James Millon, president and co-head of capital markets for the U.S. and Canada for CBRE, said in a statement that the stabilized financing costs have also been helped by a Five-Year Treasury yield that has settled around 3.5 percent, as well as a pronounced shift by borrowers and lenders alike into floating-rate financings that become popular when interest rates are expected to fall.  

He also emphasized that “high-conviction sectors” such as multifamily and industrial — the latter of which includes data centers — are generating most of the deal flow.  

“Core capital is beginning to return selectively, shaping equity pricing in key markets and building momentum,” said Millon. “This dynamic is fueling transactions and unlocking new opportunities.”

The revitalized lending environment has been powered by a return of commercial banks into real estate capital stacks, as well as a revived commercial mortgage-backed securities (CMBS) market, one that large commercial banks often power. 

Banks have increased their overall lending share from 18 percent of deal flow last year to 31 percent of total deal flow, as bank CRE origination volumes rose a staggering 167 percent year-over-year, according to CBRE. 

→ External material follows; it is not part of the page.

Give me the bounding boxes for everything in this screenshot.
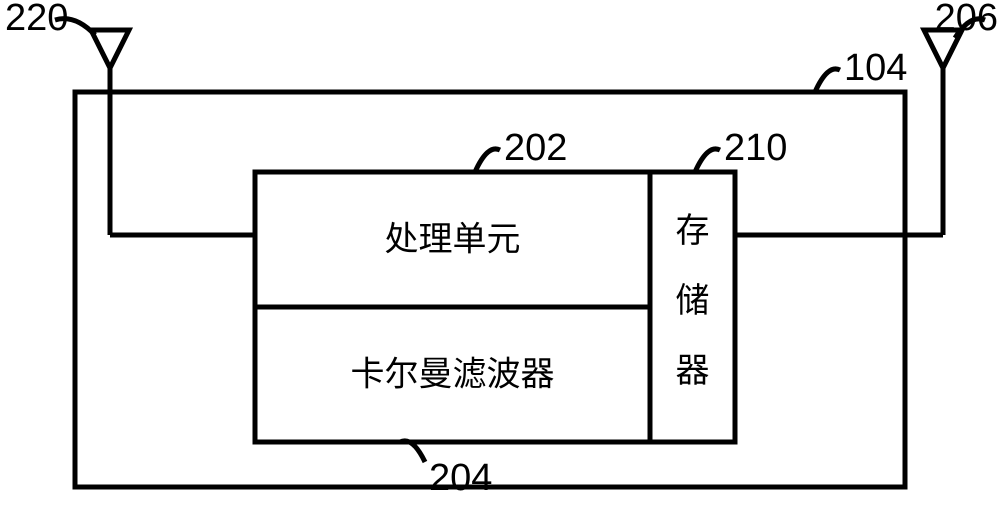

CMBS — which was once left for dead as recently as two years ago — saw its lending volumes increase by a factor of five in the last year. Today those securitized originations now claim nearly a 20 percent lending share of U.S. deals, up from 5 percent last year. 

Perhaps it’s no surprise that private credit is still fueling most commercial real estate lending. 

Debt funds and mortgage real estate investment trusts, claimed a 37 percent share of the lending pie through the third quarter of 2025, with debt fund origination volumes increasing by 68 percent compared to the third quarter of 2025, according to CBRE.  

As for the source of capital that has lost market share: That would be life insurance companies. 

Life company non-agency loan volumes declined from 43 percent of U.S. originations last year to only 16 percent in the third quarter. 

“Construction activity also remains robust, especially for build-to-core multifamily and large-scale data centers,” said Millon. “We expect current momentum to carry into 2026.”